In a paper which was read before the Royal Society by Dr. Schwediawer, in 1783, respecting the medical properties of ambergris, he remarks, that “if we wish to see any medicinal effects from this substance, we must certainly not expect them from two or three grains, but give rather as many scruples of it for a dose; though even then I should not expect much from it, as I have taken of pure unadulterated ambergris in powder thirty grains at once, without observing the least sensible effect from it. A sailor, however, who had the curiosity to try the effects of some recent ambergris upon himself, took half an ounce of it melted upon the fire, and found it a good purgative, which proves that it is not quite inert.” Phil. Trans. vol. lxxiii. p. 226.

p. 235, on their first view of the magnificent islands: If I could feel so great an excitement in beholding the exceedingly beautiful scenery of this place, what must the discoverers have felt when they first found these islands?
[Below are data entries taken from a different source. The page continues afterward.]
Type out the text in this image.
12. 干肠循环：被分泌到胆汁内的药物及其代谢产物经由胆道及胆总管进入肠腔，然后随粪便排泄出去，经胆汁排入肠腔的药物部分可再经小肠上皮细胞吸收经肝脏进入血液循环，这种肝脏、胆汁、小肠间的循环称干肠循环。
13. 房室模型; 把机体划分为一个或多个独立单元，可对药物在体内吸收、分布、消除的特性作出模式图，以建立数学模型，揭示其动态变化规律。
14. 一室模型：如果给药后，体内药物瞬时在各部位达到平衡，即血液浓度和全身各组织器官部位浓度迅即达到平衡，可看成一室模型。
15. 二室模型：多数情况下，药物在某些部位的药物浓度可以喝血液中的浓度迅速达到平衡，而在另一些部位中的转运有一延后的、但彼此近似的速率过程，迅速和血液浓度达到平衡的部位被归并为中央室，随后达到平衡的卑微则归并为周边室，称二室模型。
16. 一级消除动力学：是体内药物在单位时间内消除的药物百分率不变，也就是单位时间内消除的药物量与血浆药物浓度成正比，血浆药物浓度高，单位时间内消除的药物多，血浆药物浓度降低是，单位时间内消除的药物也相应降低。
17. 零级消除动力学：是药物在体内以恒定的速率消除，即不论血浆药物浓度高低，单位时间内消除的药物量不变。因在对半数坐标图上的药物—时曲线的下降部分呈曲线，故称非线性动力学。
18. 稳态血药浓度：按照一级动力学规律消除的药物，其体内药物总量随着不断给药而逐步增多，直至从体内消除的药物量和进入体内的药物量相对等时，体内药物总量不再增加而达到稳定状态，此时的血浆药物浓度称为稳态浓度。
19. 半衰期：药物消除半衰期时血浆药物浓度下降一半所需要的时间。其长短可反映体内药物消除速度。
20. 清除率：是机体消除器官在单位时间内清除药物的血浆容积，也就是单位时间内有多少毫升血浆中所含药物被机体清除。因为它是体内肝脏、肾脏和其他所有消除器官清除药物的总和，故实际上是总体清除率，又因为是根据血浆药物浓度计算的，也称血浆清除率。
Lying in the midst of the vast North Pacific Ocean, after having cruised in search of land week after week, month after month, at length almost despairing, all on board dull and melancholy—nothing new, nothing seen to disturb the monotony on board—all at once rises to their astonished and delighted sight a chain of romantic and magnificent islands, with a new people, having a new language to any yet known, new manners and customs for their observation; no one can describe the feelings which they must have enjoyed on that great occasion.

p. 317, after another threat of total shipwreck: We sincerely thanked the Disposer of all things for again preserving us from so horrible a calamity; as in the event of our shipwreck in this part of the world we should have been surrounded by savages whose sordid souls know naught of kindness to the stranger.

Thus Beale effortlessly swings from extreme excitement to ennui, with nary a word about how sailors tried to amuse themselves with mere books.